I wanted to open a PR early so the progress could be followed easily.

[vaartis]

There is now a foundation for cross-stratum service translation. For now, just the most simple translation is implemented. That is, runit to systemd. Services are created on the fly and stored in memory cache, served from there when needed and updated if the original service file changes. As before, these need to be linked to the init stratum actual service directory to be used, but it is currently already possible to run the simples runit services with systemd.

[vaartis]

I took a bit of a liberty and separated things to several files to keep it a bit easier for me to work with. Most of #defines and some structs I moved to definitions.h, and everything that concerns services is in service_generation.h.
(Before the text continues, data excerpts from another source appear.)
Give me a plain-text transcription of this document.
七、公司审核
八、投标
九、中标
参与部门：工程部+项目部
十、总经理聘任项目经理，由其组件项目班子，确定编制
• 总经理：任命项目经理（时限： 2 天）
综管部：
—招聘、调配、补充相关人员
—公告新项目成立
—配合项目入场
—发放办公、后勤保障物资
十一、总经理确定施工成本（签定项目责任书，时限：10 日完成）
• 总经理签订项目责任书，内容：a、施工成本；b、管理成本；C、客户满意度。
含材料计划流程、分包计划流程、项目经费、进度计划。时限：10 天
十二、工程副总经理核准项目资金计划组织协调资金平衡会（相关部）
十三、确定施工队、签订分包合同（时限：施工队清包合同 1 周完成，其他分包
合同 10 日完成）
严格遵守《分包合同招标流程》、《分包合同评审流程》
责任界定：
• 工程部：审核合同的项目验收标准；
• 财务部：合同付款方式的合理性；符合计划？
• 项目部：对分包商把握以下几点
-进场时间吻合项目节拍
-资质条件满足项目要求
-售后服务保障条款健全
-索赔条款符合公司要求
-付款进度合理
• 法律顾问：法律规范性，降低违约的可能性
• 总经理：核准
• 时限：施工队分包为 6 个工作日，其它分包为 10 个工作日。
As for services, I have implemented generation of most things runit can do, that is start (of course), finish (something to do after the service is stopped) and conf (a file with environmental variables read before the service starts). runit also has a concept of "check", healthchecks, however systemd has no easy way of running arbitary scripts as healthcheck so I omited that moment from the systemd generator (the value is still read and saved). With that, most runit services should be able to run fine. The next thing I will work on will probably be OpenRC translation. The last thing that will be left is translation to init systems that are not systemd, as it's a bit harder to work on them when it's not a native init system of my distro, though they can probably be set up to run as non-pid-1 processes for testing, so that should not be a big problem.

[vaartis]

After a bit of digging with openrc it seems like the way to run it is:

1. touch (stratum)/run/openrc/softlevel, otherwise it refuses to run
2. touch (stratum)/var/run/openrc/started/networking (and possibly other system things) so it wouldn't try touching the actual system
3. stratum -r (stratum) (stratum)/sbin/openrc-run (full path to service file) start/stop/status

Hopefully this will work well enough for most things.

[paradigm]

Breaking it up into multiple files is fine. That's something I probably should have been doing already. When this effort is done (so we don't fight over merging conflicts) I might refactor more into separate files.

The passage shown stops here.